Zurückgekehrt zu den biblischen Texten, die uns durch die Fastenzeit begleiten, hören wir zunächst von der Idolatrie der Israeliten. Sie hatten sich ein Goldenes Kalb gemacht und Mose mußte die Worte des Herrn hören:
“Geh, steig hinunter, denn dein Volk, das du aus Ägypten heraufgeführt hast, läuft ins Verderben. Schnell sind sie von dem Weg abgewichen, den ich ihnen vorgeschrieben habe. Sie haben sich ein Kalb aus Metall gegossen und werfen sich vor ihm zu Boden. Sie bringen ihm Schlachtopfer dar und sagen: Das sind deine Götter, Israel, die dich aus Ägypten heraufgeführt haben. Weiter sprach der Herr zu Mose: Ich habe dieses Volk durchschaut: Ein störrisches Volk ist es. Jetzt laß mich, damit mein Zorn gegen sie entbrennt und sie verzehrt. Dich aber will ich zu einem großen Volk machen.” (Ex 32,7–10)

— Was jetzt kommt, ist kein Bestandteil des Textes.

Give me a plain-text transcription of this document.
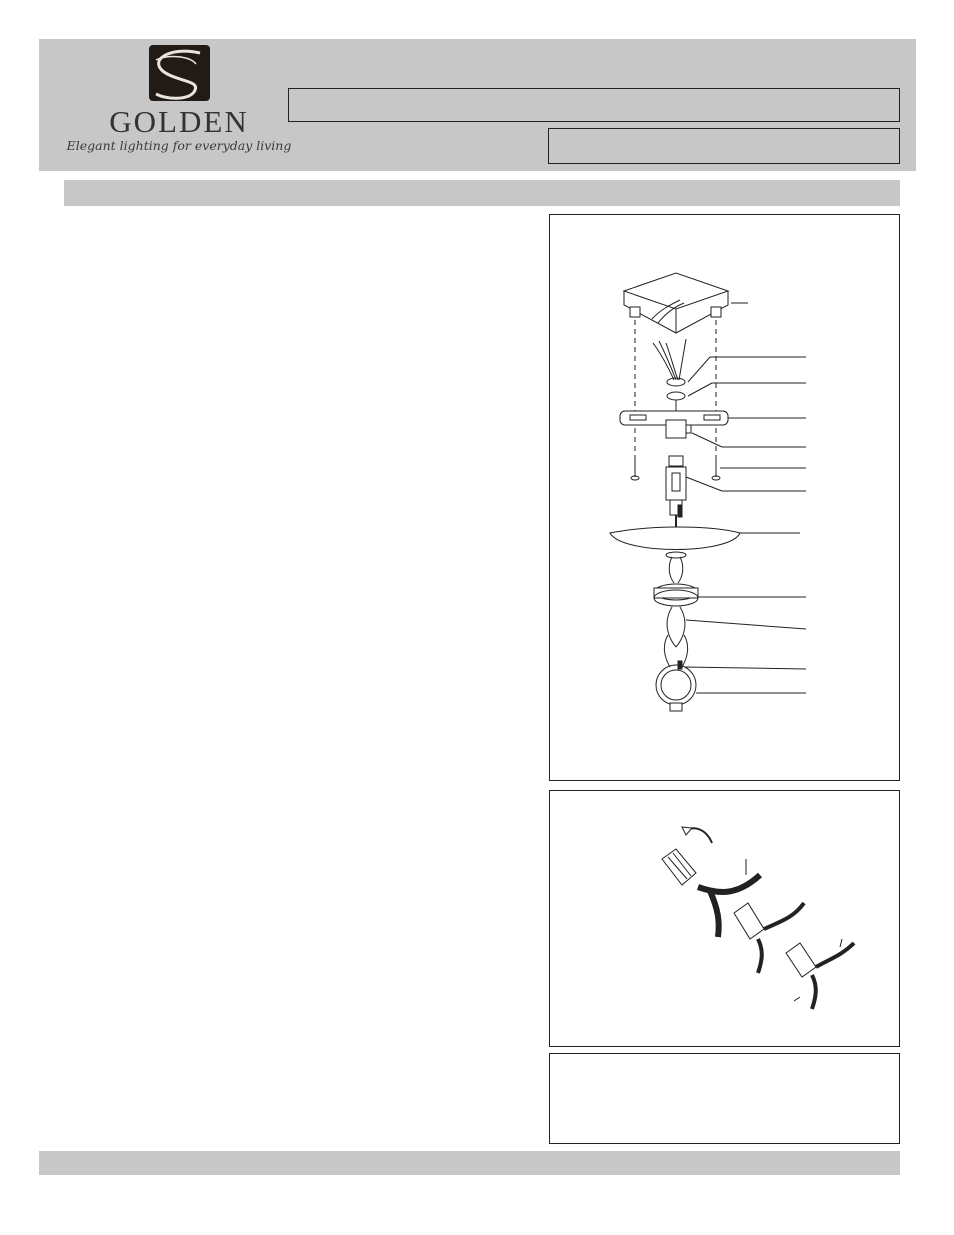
GOLDEN
Elegant lighting for everyday living
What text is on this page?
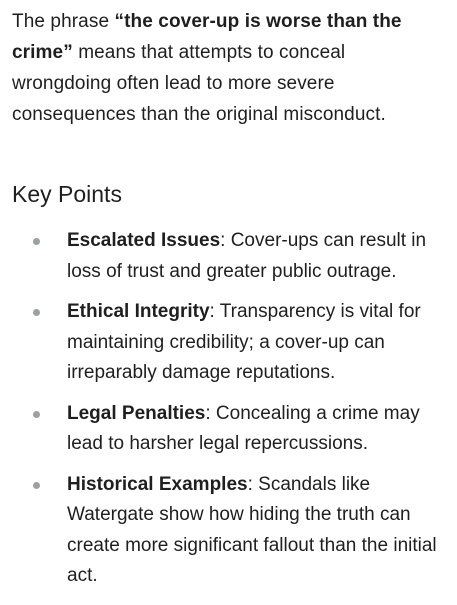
The phrase “the cover-up is worse than the crime” means that attempts to conceal wrongdoing often lead to more severe consequences than the original misconduct.

Key Points
Escalated Issues: Cover-ups can result in loss of trust and greater public outrage.
Ethical Integrity: Transparency is vital for maintaining credibility; a cover-up can irreparably damage reputations.
Legal Penalties: Concealing a crime may lead to harsher legal repercussions.
Historical Examples: Scandals like Watergate show how hiding the truth can create more significant fallout than the initial act.
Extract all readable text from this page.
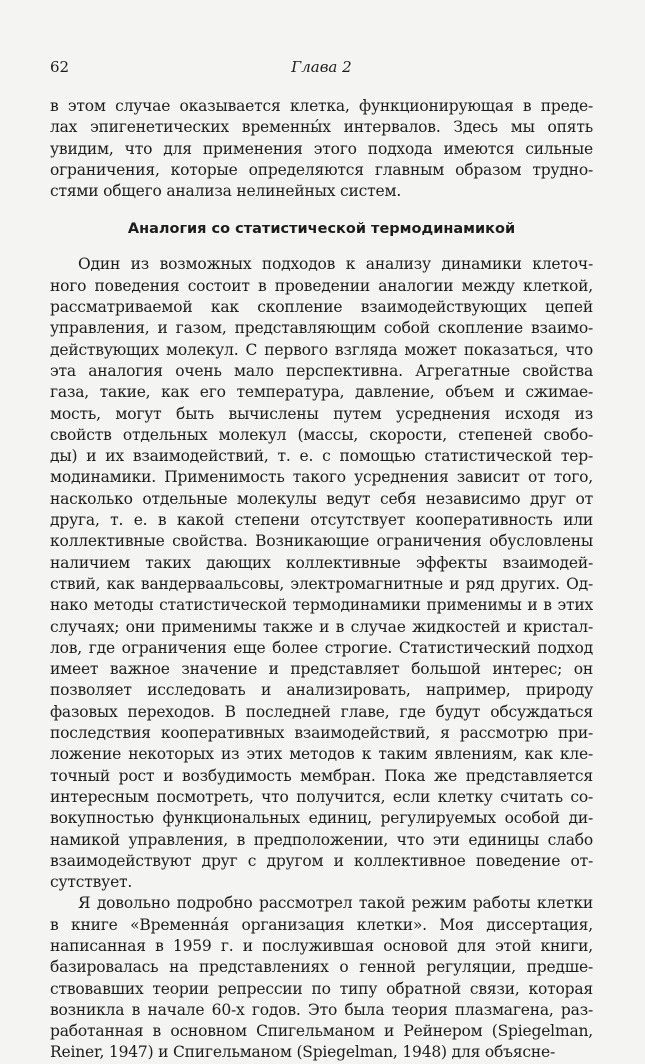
62	Глава 2
в этом случае оказывается клетка, функционирующая в преде-
лах эпигенетических временны́х интервалов. Здесь мы опять
увидим, что для применения этого подхода имеются сильные
ограничения, которые определяются главным образом трудно-
стями общего анализа нелинейных систем.
Аналогия со статистической термодинамикой
Один из возможных подходов к анализу динамики клеточ-
ного поведения состоит в проведении аналогии между клеткой,
рассматриваемой как скопление взаимодействующих цепей
управления, и газом, представляющим собой скопление взаимо-
действующих молекул. С первого взгляда может показаться, что
эта аналогия очень мало перспективна. Агрегатные свойства
газа, такие, как его температура, давление, объем и сжимае-
мость, могут быть вычислены путем усреднения исходя из
свойств отдельных молекул (массы, скорости, степеней свобо-
ды) и их взаимодействий, т. е. с помощью статистической тер-
модинамики. Применимость такого усреднения зависит от того,
насколько отдельные молекулы ведут себя независимо друг от
друга, т. е. в какой степени отсутствует кооперативность или
коллективные свойства. Возникающие ограничения обусловлены
наличием таких дающих коллективные эффекты взаимодей-
ствий, как вандерваальсовы, электромагнитные и ряд других. Од-
нако методы статистической термодинамики применимы и в этих
случаях; они применимы также и в случае жидкостей и кристал-
лов, где ограничения еще более строгие. Статистический подход
имеет важное значение и представляет большой интерес; он
позволяет исследовать и анализировать, например, природу
фазовых переходов. В последней главе, где будут обсуждаться
последствия кооперативных взаимодействий, я рассмотрю при-
ложение некоторых из этих методов к таким явлениям, как кле-
точный рост и возбудимость мембран. Пока же представляется
интересным посмотреть, что получится, если клетку считать со-
вокупностью функциональных единиц, регулируемых особой ди-
намикой управления, в предположении, что эти единицы слабо
взаимодействуют друг с другом и коллективное поведение от-
сутствует.
Я довольно подробно рассмотрел такой режим работы клетки
в книге «Временна́я организация клетки». Моя диссертация,
написанная в 1959 г. и послужившая основой для этой книги,
базировалась на представлениях о генной регуляции, предше-
ствовавших теории репрессии по типу обратной связи, которая
возникла в начале 60-х годов. Это была теория плазмагена, раз-
работанная в основном Спигельманом и Рейнером (Spiegelman,
Reiner, 1947) и Спигельманом (Spiegelman, 1948) для объясне-
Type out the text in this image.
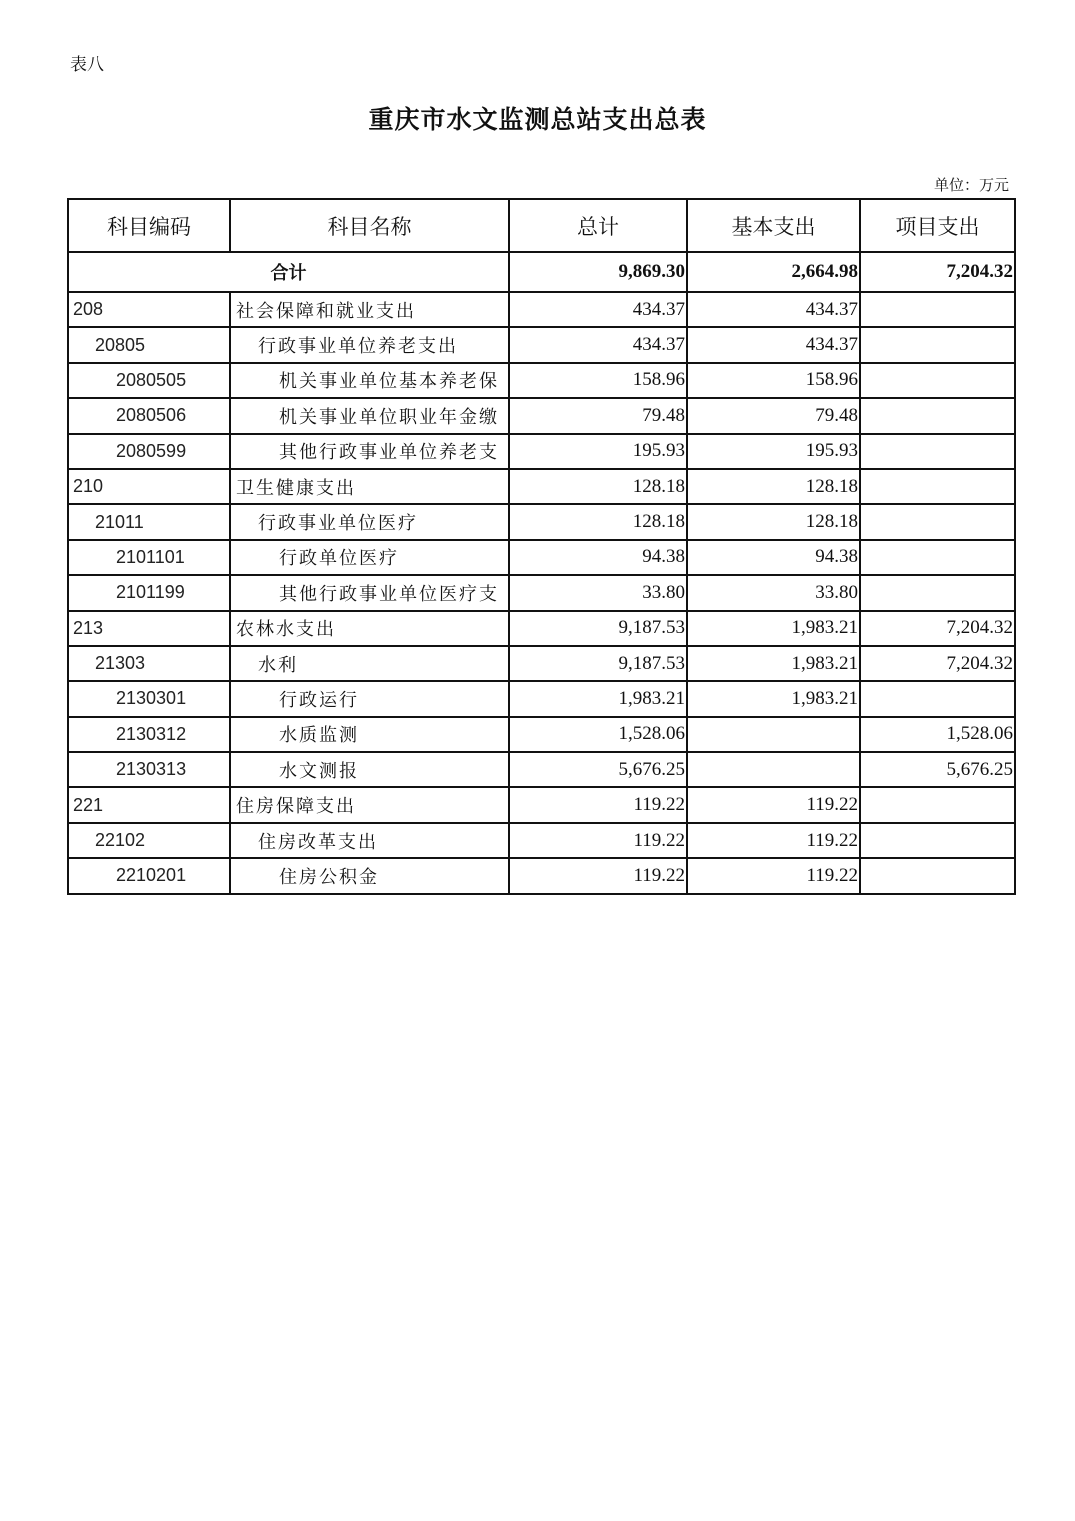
表八
重庆市水文监测总站支出总表
单位：万元
科目编码	科目名称	总计	基本支出	项目支出
合计		9,869.30	2,664.98	7,204.32
208	社会保障和就业支出	434.37	434.37	
20805	行政事业单位养老支出	434.37	434.37	
2080505	机关事业单位基本养老保	158.96	158.96	
2080506	机关事业单位职业年金缴	79.48	79.48	
2080599	其他行政事业单位养老支	195.93	195.93	
210	卫生健康支出	128.18	128.18	
21011	行政事业单位医疗	128.18	128.18	
2101101	行政单位医疗	94.38	94.38	
2101199	其他行政事业单位医疗支	33.80	33.80	
213	农林水支出	9,187.53	1,983.21	7,204.32
21303	水利	9,187.53	1,983.21	7,204.32
2130301	行政运行	1,983.21	1,983.21	
2130312	水质监测	1,528.06		1,528.06
2130313	水文测报	5,676.25		5,676.25
221	住房保障支出	119.22	119.22	
22102	住房改革支出	119.22	119.22	
2210201	住房公积金	119.22	119.22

Immer wieder gerieten die Israeliten im Laufe ihrer Geschichte in die Gefahr, falschen Göttern zu huldigen. Nicht zuletzt deshalb wollte Gott sie von den anderen Völkern absondern, damit sie nicht in den Götzendienst geraten, der vor Gott ein Greuel ist. Die Heilige Schrift macht deutlich, daß diese “falschen Götter” im Gegensatz zu Gott stehen. Vom Heiligen Paulus wissen wir, daß sich hinter den Götzen Dämonen verbergen, die die Menschen täuschen wollen (vgl. 1 Kor 10,19–20). Sie tun auch heute ihre Arbeit, um die Menschen von der Erkenntnis Christi abzuhalten.